Autoregressive Image Generation using Residual Quantization
Introduction
This paper presents a novel two-stage framework for autoregressive (AR) image generation leveraging Residual Quantization (RQ). The primary motivation is to address the limitations of traditional Vector Quantization (VQ), which poses a trade-off between reducing the sequence length of codes and maintaining image fidelity due to the rate-distortion constraint. The proposed framework consists of the Residual-Quantized VAE (RQ-VAE) and the RQ-Transformer, designed to generate high-resolution images efficiently.
Methodology
Residual-Quantized VAE
The RQ-VAE replaces traditional VQ with a residual quantization technique to overcome the limitations of the codebook size. RQ quantizes a feature map of an image into a stack of discrete codes, allowing for precise approximation without requiring a massive codebook. This is achieved by recursively quantizing the residual errors, resulting in a coarse-to-fine approximation of the feature map.
The RQ process can be defined as follows:
- Start with the feature vector z and initialize the residual vector r0​=z.
- For each depth d, compute the nearest code kd​ from a shared codebook and the new residual rd​.
- Accumulate the embeddings of these codes to approximate the original vector.
The RQ-VAE encodes an image into a reduced resolution feature map, enabling more efficient AR modeling of images.
Figure 1: An overview of our two-stage image generation framework composed of RQ-VAE and RQ-Transformer. In stage 1, RQ-VAE uses the residual quantizer to represent an image as a stack of D=4 codes. After the stacked map of codes is reshaped, RQ-Transformer predicts the D codes at the next position.
The RQ-Transformer is designed to efficiently predict the quantized feature vectors provided by RQ-VAE. It utilizes a combination of spatial and depth transformers to handle the reduced sequence length efficiently.
- Spatial Transformer: Processes the sequence of input feature maps to generate context vectors, capturing information from previous positions.
- Depth Transformer: Autoregressively predicts the multiple depth codes for each position, utilizing the context vectors generated by the spatial transformer.
This architecture reduces computational complexity compared to na"ive transformer models, thanks to its design focused on handling shorter sequences more effectively.
Experimental Results
The proposed framework achieves superior performance on various benchmarks for both unconditional and conditional image generation tasks compared to existing AR models.

Figure 3: Additional examples of conditional image generation by 1.4B parameters of RQ-Transformer trained on ImageNet.
Efficiency and Ablation Study
The computational efficiency of the RQ-Transformer is highlighted by achieving fast image generation speeds while maintaining high-quality output.
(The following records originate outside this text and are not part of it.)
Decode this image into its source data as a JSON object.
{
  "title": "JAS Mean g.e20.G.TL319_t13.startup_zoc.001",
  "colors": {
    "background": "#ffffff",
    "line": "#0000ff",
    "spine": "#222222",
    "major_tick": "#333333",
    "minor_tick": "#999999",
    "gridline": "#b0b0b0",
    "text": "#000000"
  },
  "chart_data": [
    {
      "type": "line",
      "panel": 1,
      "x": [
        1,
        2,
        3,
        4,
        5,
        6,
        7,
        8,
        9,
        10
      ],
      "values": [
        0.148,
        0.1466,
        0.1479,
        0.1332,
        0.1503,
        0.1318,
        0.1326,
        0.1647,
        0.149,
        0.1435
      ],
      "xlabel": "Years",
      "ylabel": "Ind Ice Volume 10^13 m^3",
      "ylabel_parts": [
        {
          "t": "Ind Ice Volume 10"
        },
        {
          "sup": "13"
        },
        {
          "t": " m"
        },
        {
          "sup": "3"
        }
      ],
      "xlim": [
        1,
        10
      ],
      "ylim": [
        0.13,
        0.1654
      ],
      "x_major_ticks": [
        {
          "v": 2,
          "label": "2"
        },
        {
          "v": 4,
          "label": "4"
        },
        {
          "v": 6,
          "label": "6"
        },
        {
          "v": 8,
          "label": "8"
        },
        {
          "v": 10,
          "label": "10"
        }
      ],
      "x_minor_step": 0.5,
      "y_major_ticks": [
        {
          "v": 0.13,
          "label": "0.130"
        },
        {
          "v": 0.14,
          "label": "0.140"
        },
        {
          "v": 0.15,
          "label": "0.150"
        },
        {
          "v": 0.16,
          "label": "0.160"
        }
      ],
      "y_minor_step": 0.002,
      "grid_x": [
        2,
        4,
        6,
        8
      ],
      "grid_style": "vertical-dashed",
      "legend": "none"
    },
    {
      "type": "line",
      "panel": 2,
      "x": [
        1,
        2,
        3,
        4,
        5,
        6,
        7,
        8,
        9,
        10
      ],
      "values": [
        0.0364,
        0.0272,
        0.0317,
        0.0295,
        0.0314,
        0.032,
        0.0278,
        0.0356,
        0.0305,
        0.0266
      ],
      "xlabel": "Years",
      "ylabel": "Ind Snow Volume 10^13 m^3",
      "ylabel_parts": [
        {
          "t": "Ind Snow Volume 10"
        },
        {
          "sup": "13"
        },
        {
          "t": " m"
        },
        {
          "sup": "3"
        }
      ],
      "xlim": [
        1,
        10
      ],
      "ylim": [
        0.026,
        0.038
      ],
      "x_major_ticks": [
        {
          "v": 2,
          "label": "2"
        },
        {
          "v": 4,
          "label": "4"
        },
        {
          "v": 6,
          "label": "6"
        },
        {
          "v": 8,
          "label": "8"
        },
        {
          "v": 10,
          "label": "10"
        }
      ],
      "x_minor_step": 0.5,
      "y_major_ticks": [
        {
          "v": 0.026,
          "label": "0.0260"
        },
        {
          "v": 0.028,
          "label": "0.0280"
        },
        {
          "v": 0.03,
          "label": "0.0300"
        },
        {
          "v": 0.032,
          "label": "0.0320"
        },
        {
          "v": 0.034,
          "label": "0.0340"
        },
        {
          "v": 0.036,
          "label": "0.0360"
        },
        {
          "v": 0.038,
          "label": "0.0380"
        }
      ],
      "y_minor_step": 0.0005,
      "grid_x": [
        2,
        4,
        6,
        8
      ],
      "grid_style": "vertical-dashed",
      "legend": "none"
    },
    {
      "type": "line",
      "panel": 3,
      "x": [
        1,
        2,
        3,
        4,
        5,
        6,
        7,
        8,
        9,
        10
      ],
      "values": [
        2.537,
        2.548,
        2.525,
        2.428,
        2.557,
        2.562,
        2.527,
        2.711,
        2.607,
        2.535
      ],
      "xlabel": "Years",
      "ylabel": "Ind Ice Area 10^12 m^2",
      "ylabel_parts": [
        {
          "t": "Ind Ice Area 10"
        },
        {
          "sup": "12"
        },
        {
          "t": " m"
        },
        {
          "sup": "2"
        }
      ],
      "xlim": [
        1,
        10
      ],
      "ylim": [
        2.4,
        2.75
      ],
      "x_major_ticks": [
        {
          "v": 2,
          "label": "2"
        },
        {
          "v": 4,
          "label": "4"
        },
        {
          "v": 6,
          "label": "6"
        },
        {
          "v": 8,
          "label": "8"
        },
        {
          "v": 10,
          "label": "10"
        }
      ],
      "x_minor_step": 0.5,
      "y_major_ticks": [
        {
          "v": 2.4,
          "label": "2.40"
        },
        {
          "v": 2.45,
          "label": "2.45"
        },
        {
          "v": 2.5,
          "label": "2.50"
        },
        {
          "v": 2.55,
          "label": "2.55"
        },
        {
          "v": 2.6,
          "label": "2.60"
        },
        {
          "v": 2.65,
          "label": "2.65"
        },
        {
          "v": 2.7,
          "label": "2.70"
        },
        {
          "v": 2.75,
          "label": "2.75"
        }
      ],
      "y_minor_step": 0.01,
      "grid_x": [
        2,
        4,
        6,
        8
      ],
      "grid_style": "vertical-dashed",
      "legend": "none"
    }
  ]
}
Ablation studies reveal the impact of various architectural choices, such as the depth of residual quantization and using a shared codebook for all quantization steps.
Conclusion
The integration of RQ-VAE and RQ-Transformer offers a robust solution for high-resolution image synthesis with AR models, addressing the limitations of traditional VQ methods. The precise approximation of feature maps and efficient modeling of sequences empower the framework to outperform existing models in terms of quality and speed on significant image generation benchmarks. Future work could further explore regularization techniques for small datasets and scaling models for text-conditioned generation tasks.